Моя судьба делала новый виток. 

Глава 20

 Вечер  наползал стремительно, неся с собой какую-то необъяснимую тревогу, предвкушение чего-то особенного, удивительного. Всеобщая атмосфера курортного города захватила и меня. Хотелось гулять, пить вино или пиво из холодных, запотевших стеклянных кружек, есть шашлык или овощи, приготовленные на мангале, улыбаться, радоваться и не о чём не думать.  Город ожил, кругом слышалась музыка, хмельной смех, суетливые, восторженные разговоры отдыхающих. К телу липла жара. Земля, напитавшаяся дневным зноем, теперь отдавала тепло, делясь им с многочисленными пёстрыми кучками людей, так же, как делилось днём солнце.

- И чем этот бар лучше других? – кокетливо спрашивала Маринка. Вот, умела она так кокетничать, ненавязчиво, легко и естественно, вызывая невольную улыбку. А вот у меня ничего такого не получалось. Все слова тут же вылетали, казались глупыми, а я сама себе – несуразной и нелепой. По тому, наверное, до сих пор и не замужем, а вот Маринкина свадьба уже не за горами.

- Нашими братьями по несчастью, - смеясь, пояснил  Славик.

И вновь чмоканье. Блин! И не надоело им целоваться на каждом шагу. Бесит! Чувствуешь себя лишней. 

-  Учился я в школе с некими Антоном, Генкой и Наташкой.  И вот, после выпускного эта троица решила поступить в Курское музыкальное училище. Я над ними ржал, мол, кому ваша музыка нужна, массаж более востребован, чем ваши гитары- барабаны. Ну, так вот, отучились мои однокашники, вернулись в родные пенаты,  и давай ныть:

- Ой, дураки мы! Никто нас на работу музыкальными работниками не берёт, все нашей слепоты чураются. Хорошо тебе, ты в больничке работаешь.

А я, чувствуя своё превосходство, среди них королём ходил, пивом бедных друзей угощал. И тут появляется чувак один – местная знаменитость, тамада самый лучший в городе и   предлагает моим одноклассничкам группу создать. Те соглашаются. И вот теперь, они поют в баре. С начала, конечно, то, что публика закажет, Круга там, или что-то из репертуара Лесоповала, а когда уж все напьются, начинают играть своё. И это, скажу я вам, милые дамы, истинный кайф. 

- И теперь ты им завидуешь? – спросила я, но видимо не столь кокетливо, как Марина, так как Славик не удостоил мою реплику ни каплей своего внимания, словно меня и вовсе не было. 

Да уж, бедный- бедный Славик, ожидал невесту, хотел с ней все дни и ночи проводить, а тут я хвостом хожу, идиллию конфетно-букетного периода нарушаю. Кстати, будущая Маринкина свекровь, вопреки заверениям подруги, тоже  моему появлению не обрадовалась. Плату потребовала за месяц вперёд, проводила в самую дальнюю комнату, а уходя заявила:

- Кормить со своего стола я тебя не буду, ты мне не родня. Вон, напротив дома магазин есть, там продукты покупай и вари себе на общей кухне для туристов. Да и не мотайся за молодыми, как  хвост за кобылой, не до тебя им сейчас.
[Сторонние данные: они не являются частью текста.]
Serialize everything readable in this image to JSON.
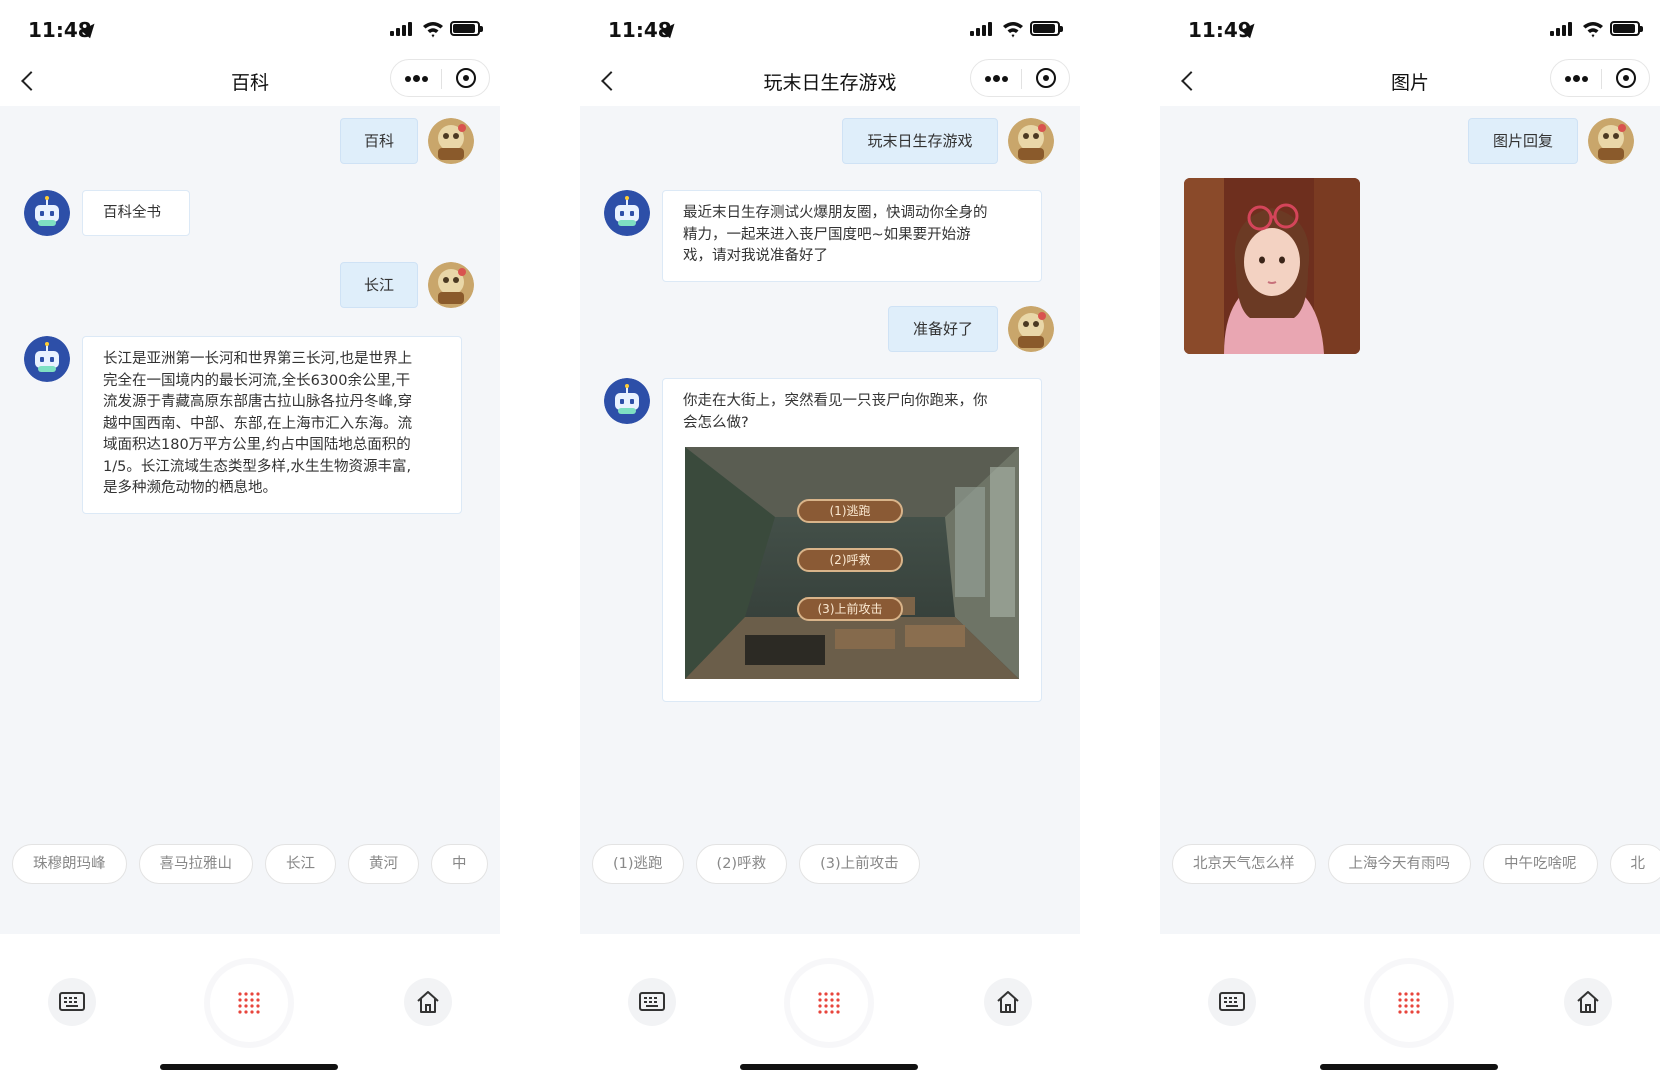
{
  "status_times": [
    "11:48",
    "11:48",
    "11:49"
  ],
  "screens": [
    {
      "title": "百科",
      "messages": {
        "user_1": "百科",
        "bot_1": "百科全书",
        "user_2": "长江",
        "bot_2_lines": [
          "长江是亚洲第一长河和世界第三长河,也是世界上",
          "完全在一国境内的最长河流,全长6300余公里,干",
          "流发源于青藏高原东部唐古拉山脉各拉丹冬峰,穿",
          "越中国西南、中部、东部,在上海市汇入东海。流",
          "域面积达180万平方公里,约占中国陆地总面积的",
          "1/5。长江流域生态类型多样,水生生物资源丰富,",
          "是多种濒危动物的栖息地。"
        ]
      },
      "suggestions": [
        "珠穆朗玛峰",
        "喜马拉雅山",
        "长江",
        "黄河",
        "中"
      ]
    },
    {
      "title": "玩末日生存游戏",
      "messages": {
        "user_1": "玩末日生存游戏",
        "bot_1_lines": [
          "最近末日生存测试火爆朋友圈，快调动你全身的",
          "精力，一起来进入丧尸国度吧~如果要开始游",
          "戏，请对我说准备好了"
        ],
        "user_2": "准备好了",
        "bot_2_lines": [
          "你走在大街上，突然看见一只丧尸向你跑来，你",
          "会怎么做?"
        ],
        "image_options": [
          "(1)逃跑",
          "(2)呼救",
          "(3)上前攻击"
        ]
      },
      "suggestions": [
        "(1)逃跑",
        "(2)呼救",
        "(3)上前攻击"
      ]
    },
    {
      "title": "图片",
      "messages": {
        "user_1": "图片回复"
      },
      "suggestions": [
        "北京天气怎么样",
        "上海今天有雨吗",
        "中午吃啥呢",
        "北"
      ]
    }
  ],
  "icons": {
    "back": "chevron-left-icon",
    "more": "more-dots-icon",
    "close": "target-close-icon",
    "keyboard": "keyboard-icon",
    "voice": "voice-dots-icon",
    "home": "home-icon"
  },
  "colors": {
    "user_bubble": "#dfeefa",
    "bot_bubble": "#ffffff",
    "voice_accent": "#e8453c",
    "chat_background": "#f4f6f9"
  }
}
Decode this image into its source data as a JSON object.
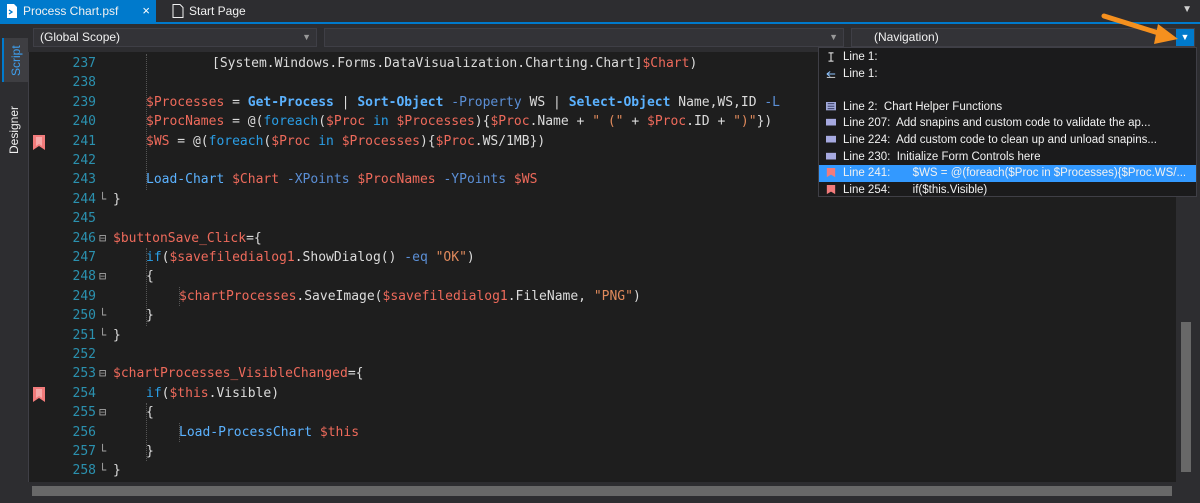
{
  "tabs": [
    {
      "label": "Process Chart.psf",
      "close": "×",
      "icon": "powershell-file-icon"
    },
    {
      "label": "Start Page",
      "icon": "page-icon"
    }
  ],
  "scope": {
    "value": "(Global Scope)"
  },
  "middle_combo": {
    "value": ""
  },
  "navigation": {
    "value": "(Navigation)"
  },
  "side_tabs": [
    "Script",
    "Designer"
  ],
  "colors": {
    "accent": "#007acc",
    "variable": "#ee6a5b",
    "cmdlet": "#5bb2ff",
    "string": "#e08a5c",
    "bookmark": "#f27b7b",
    "selection": "#3399ff"
  },
  "code_lines": [
    {
      "n": "237",
      "bookmark": false,
      "fold": "",
      "indent": 3,
      "tokens": [
        [
          "t-type",
          "[System.Windows.Forms.DataVisualization.Charting.Chart]"
        ],
        [
          "t-var",
          "$Chart"
        ],
        [
          "t-plain",
          ")"
        ]
      ]
    },
    {
      "n": "238",
      "bookmark": false,
      "fold": "",
      "indent": 0,
      "tokens": []
    },
    {
      "n": "239",
      "bookmark": false,
      "fold": "",
      "indent": 1,
      "tokens": [
        [
          "t-var",
          "$Processes"
        ],
        [
          "t-plain",
          " = "
        ],
        [
          "t-cmdb",
          "Get-Process"
        ],
        [
          "t-plain",
          " | "
        ],
        [
          "t-cmdb",
          "Sort-Object"
        ],
        [
          "t-plain",
          " "
        ],
        [
          "t-param",
          "-Property"
        ],
        [
          "t-plain",
          " WS | "
        ],
        [
          "t-cmdb",
          "Select-Object"
        ],
        [
          "t-plain",
          " Name,WS,ID "
        ],
        [
          "t-param",
          "-L"
        ]
      ]
    },
    {
      "n": "240",
      "bookmark": false,
      "fold": "",
      "indent": 1,
      "tokens": [
        [
          "t-var",
          "$ProcNames"
        ],
        [
          "t-plain",
          " = @("
        ],
        [
          "t-kw",
          "foreach"
        ],
        [
          "t-plain",
          "("
        ],
        [
          "t-var",
          "$Proc"
        ],
        [
          "t-plain",
          " "
        ],
        [
          "t-kw",
          "in"
        ],
        [
          "t-plain",
          " "
        ],
        [
          "t-var",
          "$Processes"
        ],
        [
          "t-plain",
          "){"
        ],
        [
          "t-var",
          "$Proc"
        ],
        [
          "t-plain",
          ".Name + "
        ],
        [
          "t-str",
          "\" (\""
        ],
        [
          "t-plain",
          " + "
        ],
        [
          "t-var",
          "$Proc"
        ],
        [
          "t-plain",
          ".ID + "
        ],
        [
          "t-str",
          "\")\""
        ],
        [
          "t-plain",
          "})"
        ]
      ]
    },
    {
      "n": "241",
      "bookmark": true,
      "fold": "",
      "indent": 1,
      "tokens": [
        [
          "t-var",
          "$WS"
        ],
        [
          "t-plain",
          " = @("
        ],
        [
          "t-kw",
          "foreach"
        ],
        [
          "t-plain",
          "("
        ],
        [
          "t-var",
          "$Proc"
        ],
        [
          "t-plain",
          " "
        ],
        [
          "t-kw",
          "in"
        ],
        [
          "t-plain",
          " "
        ],
        [
          "t-var",
          "$Processes"
        ],
        [
          "t-plain",
          "){"
        ],
        [
          "t-var",
          "$Proc"
        ],
        [
          "t-plain",
          ".WS/1MB})"
        ]
      ]
    },
    {
      "n": "242",
      "bookmark": false,
      "fold": "",
      "indent": 0,
      "tokens": []
    },
    {
      "n": "243",
      "bookmark": false,
      "fold": "",
      "indent": 1,
      "tokens": [
        [
          "t-cmd",
          "Load-Chart"
        ],
        [
          "t-plain",
          " "
        ],
        [
          "t-var",
          "$Chart"
        ],
        [
          "t-plain",
          " "
        ],
        [
          "t-param",
          "-XPoints"
        ],
        [
          "t-plain",
          " "
        ],
        [
          "t-var",
          "$ProcNames"
        ],
        [
          "t-plain",
          " "
        ],
        [
          "t-param",
          "-YPoints"
        ],
        [
          "t-plain",
          " "
        ],
        [
          "t-var",
          "$WS"
        ]
      ]
    },
    {
      "n": "244",
      "bookmark": false,
      "fold": "end",
      "indent": 0,
      "tokens": [
        [
          "t-plain",
          "}"
        ]
      ]
    },
    {
      "n": "245",
      "bookmark": false,
      "fold": "",
      "indent": 0,
      "tokens": []
    },
    {
      "n": "246",
      "bookmark": false,
      "fold": "open",
      "indent": 0,
      "tokens": [
        [
          "t-var",
          "$buttonSave_Click"
        ],
        [
          "t-plain",
          "={"
        ]
      ]
    },
    {
      "n": "247",
      "bookmark": false,
      "fold": "",
      "indent": 1,
      "tokens": [
        [
          "t-kw",
          "if"
        ],
        [
          "t-plain",
          "("
        ],
        [
          "t-var",
          "$savefiledialog1"
        ],
        [
          "t-plain",
          ".ShowDialog() "
        ],
        [
          "t-param",
          "-eq"
        ],
        [
          "t-plain",
          " "
        ],
        [
          "t-str",
          "\"OK\""
        ],
        [
          "t-plain",
          ")"
        ]
      ]
    },
    {
      "n": "248",
      "bookmark": false,
      "fold": "open",
      "indent": 1,
      "tokens": [
        [
          "t-plain",
          "{"
        ]
      ]
    },
    {
      "n": "249",
      "bookmark": false,
      "fold": "",
      "indent": 2,
      "tokens": [
        [
          "t-var",
          "$chartProcesses"
        ],
        [
          "t-plain",
          ".SaveImage("
        ],
        [
          "t-var",
          "$savefiledialog1"
        ],
        [
          "t-plain",
          ".FileName, "
        ],
        [
          "t-str",
          "\"PNG\""
        ],
        [
          "t-plain",
          ")"
        ]
      ]
    },
    {
      "n": "250",
      "bookmark": false,
      "fold": "end",
      "indent": 1,
      "tokens": [
        [
          "t-plain",
          "}"
        ]
      ]
    },
    {
      "n": "251",
      "bookmark": false,
      "fold": "end",
      "indent": 0,
      "tokens": [
        [
          "t-plain",
          "}"
        ]
      ]
    },
    {
      "n": "252",
      "bookmark": false,
      "fold": "",
      "indent": 0,
      "tokens": []
    },
    {
      "n": "253",
      "bookmark": false,
      "fold": "open",
      "indent": 0,
      "tokens": [
        [
          "t-var",
          "$chartProcesses_VisibleChanged"
        ],
        [
          "t-plain",
          "={"
        ]
      ]
    },
    {
      "n": "254",
      "bookmark": true,
      "fold": "",
      "indent": 1,
      "tokens": [
        [
          "t-kw",
          "if"
        ],
        [
          "t-plain",
          "("
        ],
        [
          "t-var",
          "$this"
        ],
        [
          "t-plain",
          ".Visible)"
        ]
      ]
    },
    {
      "n": "255",
      "bookmark": false,
      "fold": "open",
      "indent": 1,
      "tokens": [
        [
          "t-plain",
          "{"
        ]
      ]
    },
    {
      "n": "256",
      "bookmark": false,
      "fold": "",
      "indent": 2,
      "tokens": [
        [
          "t-cmd",
          "Load-ProcessChart"
        ],
        [
          "t-plain",
          " "
        ],
        [
          "t-var",
          "$this"
        ]
      ]
    },
    {
      "n": "257",
      "bookmark": false,
      "fold": "end",
      "indent": 1,
      "tokens": [
        [
          "t-plain",
          "}"
        ]
      ]
    },
    {
      "n": "258",
      "bookmark": false,
      "fold": "end",
      "indent": 0,
      "tokens": [
        [
          "t-plain",
          "}"
        ]
      ]
    }
  ],
  "nav_items": [
    {
      "icon": "text-cursor-icon",
      "text": "Line 1:",
      "selected": false
    },
    {
      "icon": "edit-arrow-icon",
      "text": "Line 1:",
      "selected": false
    },
    {
      "icon": "",
      "text": "",
      "selected": false
    },
    {
      "icon": "region-icon",
      "text": "Line 2:  Chart Helper Functions",
      "selected": false
    },
    {
      "icon": "comment-block-icon",
      "text": "Line 207:  Add snapins and custom code to validate the ap...",
      "selected": false
    },
    {
      "icon": "comment-block-icon",
      "text": "Line 224:  Add custom code to clean up and unload snapins...",
      "selected": false
    },
    {
      "icon": "comment-block-icon",
      "text": "Line 230:  Initialize Form Controls here",
      "selected": false
    },
    {
      "icon": "bookmark-icon",
      "text": "Line 241:       $WS = @(foreach($Proc in $Processes){$Proc.WS/...",
      "selected": true
    },
    {
      "icon": "bookmark-icon",
      "text": "Line 254:       if($this.Visible)",
      "selected": false
    }
  ]
}
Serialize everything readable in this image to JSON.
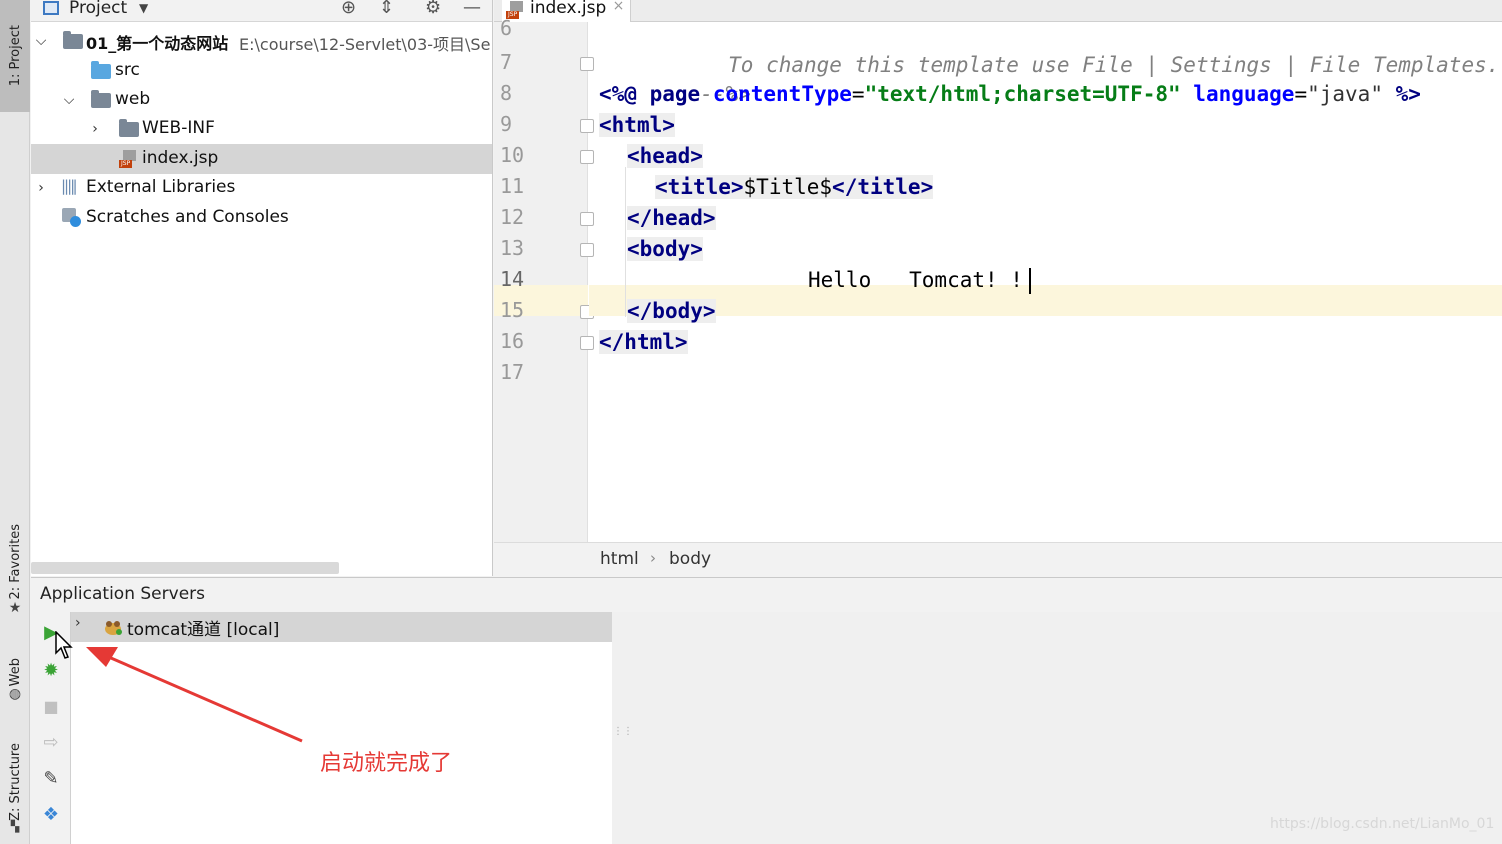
{
  "side_strip": {
    "project_tab": "1: Project",
    "favorites_tab": "2: Favorites",
    "web_tab": "Web",
    "structure_tab": "Z: Structure"
  },
  "project_panel": {
    "title": "Project",
    "tree": [
      {
        "label": "01_第一个动态网站",
        "path": "E:\\course\\12-Servlet\\03-项目\\Se"
      },
      {
        "label": "src"
      },
      {
        "label": "web"
      },
      {
        "label": "WEB-INF"
      },
      {
        "label": "index.jsp"
      },
      {
        "label": "External Libraries"
      },
      {
        "label": "Scratches and Consoles"
      }
    ]
  },
  "editor": {
    "tab_label": "index.jsp",
    "tab_close": "×",
    "line_numbers": [
      "6",
      "7",
      "8",
      "9",
      "10",
      "11",
      "12",
      "13",
      "14",
      "15",
      "16",
      "17"
    ],
    "code": {
      "l6": "To change this template use File | Settings | File Templates.",
      "l7": "--%>",
      "l8_open": "<%@",
      "l8_page": "page",
      "l8_ct_attr": "contentType",
      "l8_ct_val": "\"text/html;charset=UTF-8\"",
      "l8_lang_attr": "language",
      "l8_lang_val": "\"java\"",
      "l8_close": "%>",
      "l9": "html",
      "l10": "head",
      "l11_tag": "title",
      "l11_text": "$Title$",
      "l12": "/head",
      "l13": "body",
      "l14": "Hello   Tomcat! !",
      "l15": "/body",
      "l16": "/html"
    },
    "breadcrumb": [
      "html",
      "body"
    ]
  },
  "servers": {
    "title": "Application Servers",
    "rows": [
      {
        "label": "tomcat通道 [local]"
      }
    ]
  },
  "annotation": {
    "text": "启动就完成了",
    "color": "#e53935"
  },
  "watermark": "https://blog.csdn.net/LianMo_01"
}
Но я моталась. А что ещё прикажете делать? В душном номере сидеть? Хотя, признаться честно, за три дня моего пребывания в Пятигорске, меня порядком достали поцелуйчики Маринки и Славика на каждом шагу, их дурашливое воркование,  молчание, понятное лишь им одним.  А ещё бесили постоянные спуски и подъёмы, лесенки, мосточки, дороги под уклон. В этом городе, расположенном на пяти горах,  прямых дорог просто не было.

Спотыкаясь об очередной бордюр, я с тоской вспоминала те счастливые двое суток, когда мы  с Маринкой мчались в поезде. Запах растворимого супа и пива, болтовня пассажиров, свисающие с верхних полок чьи-то ноги, чай в пакетике, зелёный пупырчатый огурец, санитарные зоны, очереди в туалет, тряска и лязг вагонов, нервные проводницы, остановки на станциях. Мороженное тает, и его нужно поскорее съесть, поезд растянулся зелёной змеёй, отдыхает, ждёт, когда вновь отправится в путь. Чемоданы на колёсах гремят по асфальту, старушки продают ягоды, рыбу, пирожки. Хочется горячей пищи, надоела растворимая лапша, и мы берём картошку в мундире и жаренную рыбу в Котельниках.